La question qui se pose à présent est donc de savoir pourquoi un tel mouvement, même débarrassé des sociaux-traitres assumés, parvient malgré tout à se désintégrer en plein vol?

Le fait est que la question des modes d’organisation a largement occulté un autre aspect du problème. Beaucoup de personnes sont régulièrement venues exprimer leurs difficultés personnelles, leurs ressentis, leurs aspirations. Ce mouvement s’adressait d’ailleurs à ces personnes, cette fameuse majorité silencieuse à qui l’ont était sensé donner la parole. En théorie.

En pratique le constat est tout autre. Certes elles ont pu parler sans être coupées. De là à dire qu’elles ont été écoutées... La loi a ceci de particulier qu’elle découle d’une réflexion et qu’elle est promulguée dans un certain "esprit". Sauf qu’à l’usage elle est généralement appliquée sans trop de questionnement, allant parfois jusqu’à en perdre son sens originel.

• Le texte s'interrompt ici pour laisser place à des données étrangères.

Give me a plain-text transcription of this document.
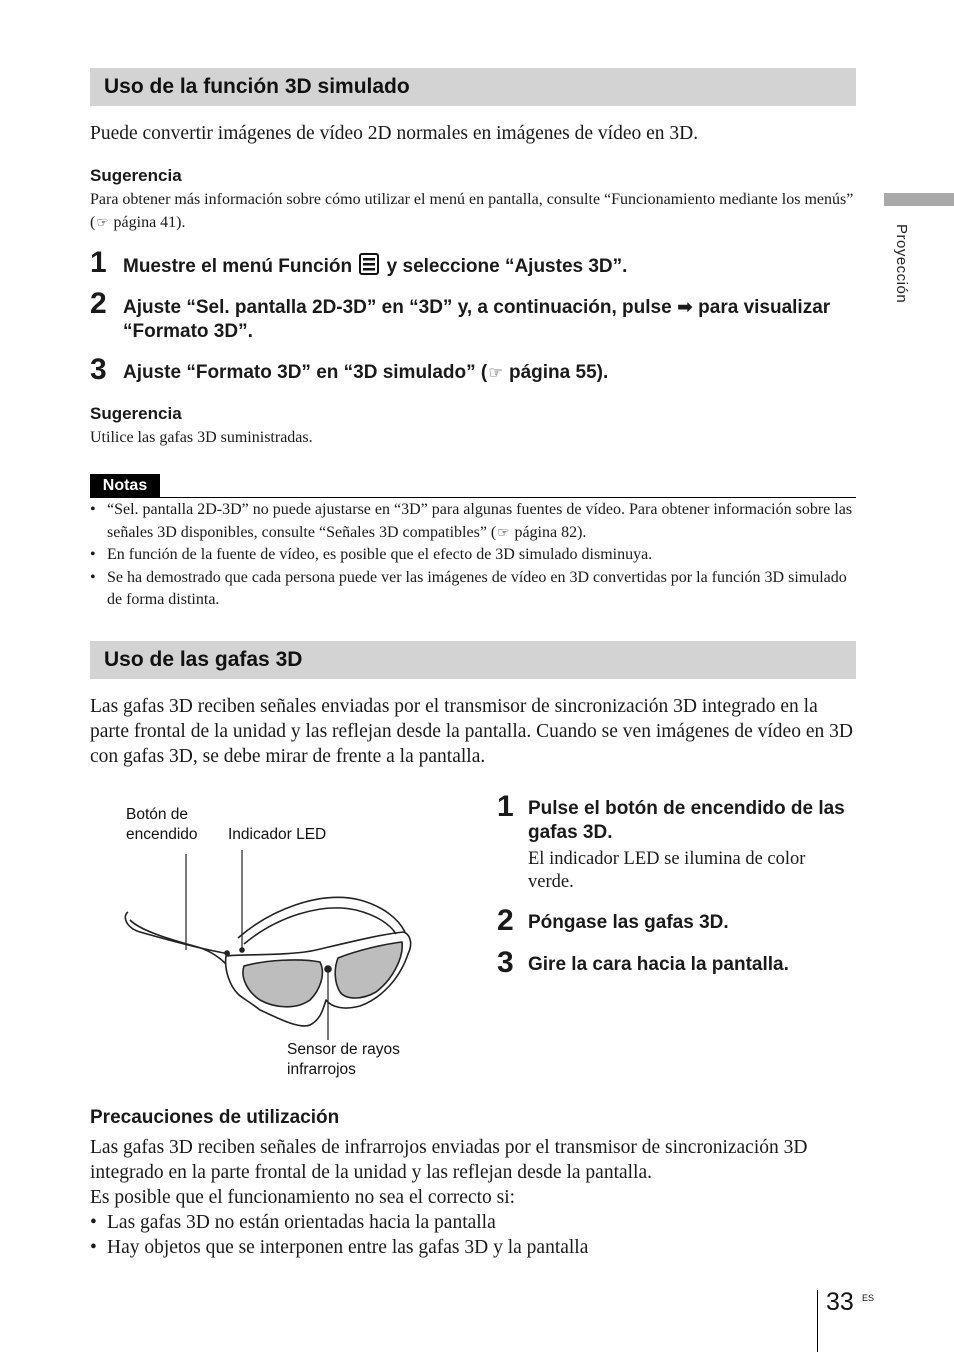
Uso de la función 3D simulado
Puede convertir imágenes de vídeo 2D normales en imágenes de vídeo en 3D.
Sugerencia
Para obtener más información sobre cómo utilizar el menú en pantalla, consulte “Funcionamiento mediante los menús” (☞ página 41).
1 Muestre el menú Función  y seleccione “Ajustes 3D”.
2 Ajuste “Sel. pantalla 2D-3D” en “3D” y, a continuación, pulse ➡ para visualizar “Formato 3D”.
3 Ajuste “Formato 3D” en “3D simulado” (☞ página 55).
Sugerencia
Utilice las gafas 3D suministradas.
Notas
• “Sel. pantalla 2D-3D” no puede ajustarse en “3D” para algunas fuentes de vídeo. Para obtener información sobre las señales 3D disponibles, consulte “Señales 3D compatibles” (☞ página 82).
• En función de la fuente de vídeo, es posible que el efecto de 3D simulado disminuya.
• Se ha demostrado que cada persona puede ver las imágenes de vídeo en 3D convertidas por la función 3D simulado de forma distinta.
Uso de las gafas 3D
Las gafas 3D reciben señales enviadas por el transmisor de sincronización 3D integrado en la parte frontal de la unidad y las reflejan desde la pantalla. Cuando se ven imágenes de vídeo en 3D con gafas 3D, se debe mirar de frente a la pantalla.
Botón de encendido	Indicador LED
Sensor de rayos infrarrojos
1 Pulse el botón de encendido de las gafas 3D.
El indicador LED se ilumina de color verde.
2 Póngase las gafas 3D.
3 Gire la cara hacia la pantalla.
Precauciones de utilización
Las gafas 3D reciben señales de infrarrojos enviadas por el transmisor de sincronización 3D integrado en la parte frontal de la unidad y las reflejan desde la pantalla.
Es posible que el funcionamiento no sea el correcto si:
• Las gafas 3D no están orientadas hacia la pantalla
• Hay objetos que se interponen entre las gafas 3D y la pantalla
Proyección
33 ES
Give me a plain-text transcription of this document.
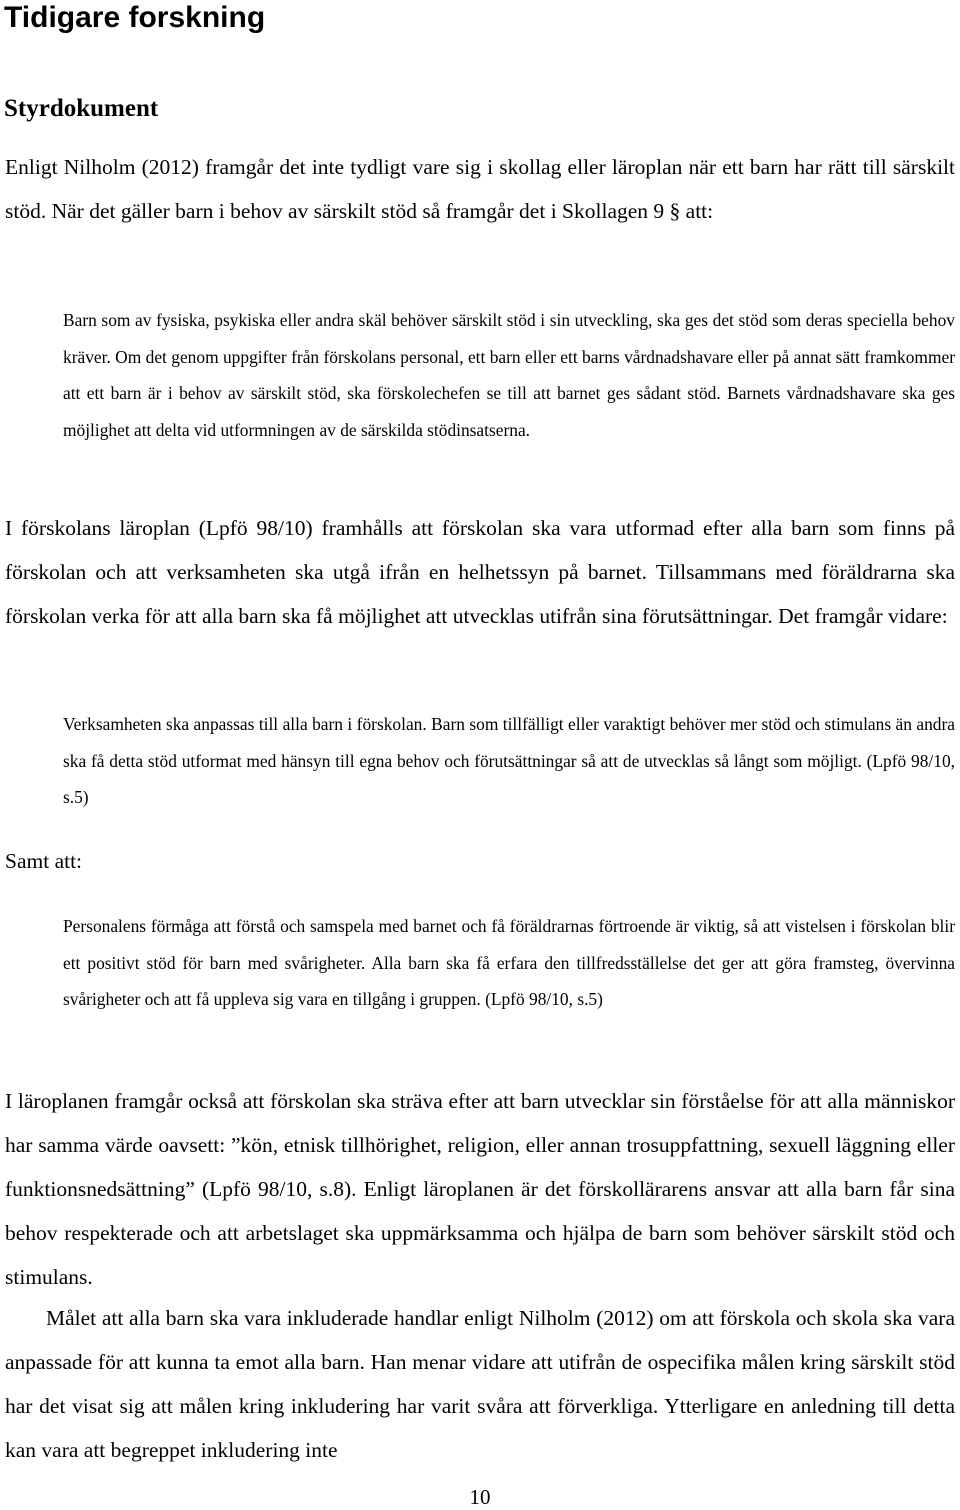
Tidigare forskning
Styrdokument

Enligt Nilholm (2012) framgår det inte tydligt vare sig i skollag eller läroplan när ett barn har rätt till särskilt stöd. När det gäller barn i behov av särskilt stöd så framgår det i Skollagen 9 § att:

Barn som av fysiska, psykiska eller andra skäl behöver särskilt stöd i sin utveckling, ska ges det stöd som deras speciella behov kräver. Om det genom uppgifter från förskolans personal, ett barn eller ett barns vårdnadshavare eller på annat sätt framkommer att ett barn är i behov av särskilt stöd, ska förskolechefen se till att barnet ges sådant stöd. Barnets vårdnadshavare ska ges möjlighet att delta vid utformningen av de särskilda stödinsatserna.

I förskolans läroplan (Lpfö 98/10) framhålls att förskolan ska vara utformad efter alla barn som finns på förskolan och att verksamheten ska utgå ifrån en helhetssyn på barnet. Tillsammans med föräldrarna ska förskolan verka för att alla barn ska få möjlighet att utvecklas utifrån sina förutsättningar. Det framgår vidare:

Verksamheten ska anpassas till alla barn i förskolan. Barn som tillfälligt eller varaktigt behöver mer stöd och stimulans än andra ska få detta stöd utformat med hänsyn till egna behov och förutsättningar så att de utvecklas så långt som möjligt. (Lpfö 98/10, s.5)

Samt att:

Personalens förmåga att förstå och samspela med barnet och få föräldrarnas förtroende är viktig, så att vistelsen i förskolan blir ett positivt stöd för barn med svårigheter. Alla barn ska få erfara den tillfredsställelse det ger att göra framsteg, övervinna svårigheter och att få uppleva sig vara en tillgång i gruppen. (Lpfö 98/10, s.5)

I läroplanen framgår också att förskolan ska sträva efter att barn utvecklar sin förståelse för att alla människor har samma värde oavsett: ”kön, etnisk tillhörighet, religion, eller annan trosuppfattning, sexuell läggning eller funktionsnedsättning” (Lpfö 98/10, s.8). Enligt läroplanen är det förskollärarens ansvar att alla barn får sina behov respekterade och att arbetslaget ska uppmärksamma och hjälpa de barn som behöver särskilt stöd och stimulans.

Målet att alla barn ska vara inkluderade handlar enligt Nilholm (2012) om att förskola och skola ska vara anpassade för att kunna ta emot alla barn. Han menar vidare att utifrån de ospecifika målen kring särskilt stöd har det visat sig att målen kring inkludering har varit svåra att förverkliga. Ytterligare en anledning till detta kan vara att begreppet inkludering inte

10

Que dire dans ce cas des tours de paroles? L’idée est généreuse, permettre à tout un chacun de s’exprimer sans être coupé, redonner la parole à celles et ceux qui n’ont pas l’habitude de s’exprimer. Mais à quoi cela rime-t-il lorsque malgré le silence imposé personne ne s’écoute. A quoi bon laisser parler les gens si c’est pour ne pas écouter ce qu’ils ont à dire...

Finalement, on se retrouve avec les mêmes débats (chiants il faut le dire) que dans les autres mouvements, ces mêmes débats qui prennent une importance démesurée au fur et à mesure que le fond politique disparait. On prétend combattre un système technocratique? On prétend redonner la parole au peuple? On prétend s’affranchir du consumérisme? Mais qu’a-t-on fait concrètement à part recréer ce système dans ses aspects les plus détestables? A part brasser du vent, à part s’écouter sans s’entendre, à part consommer la lutte?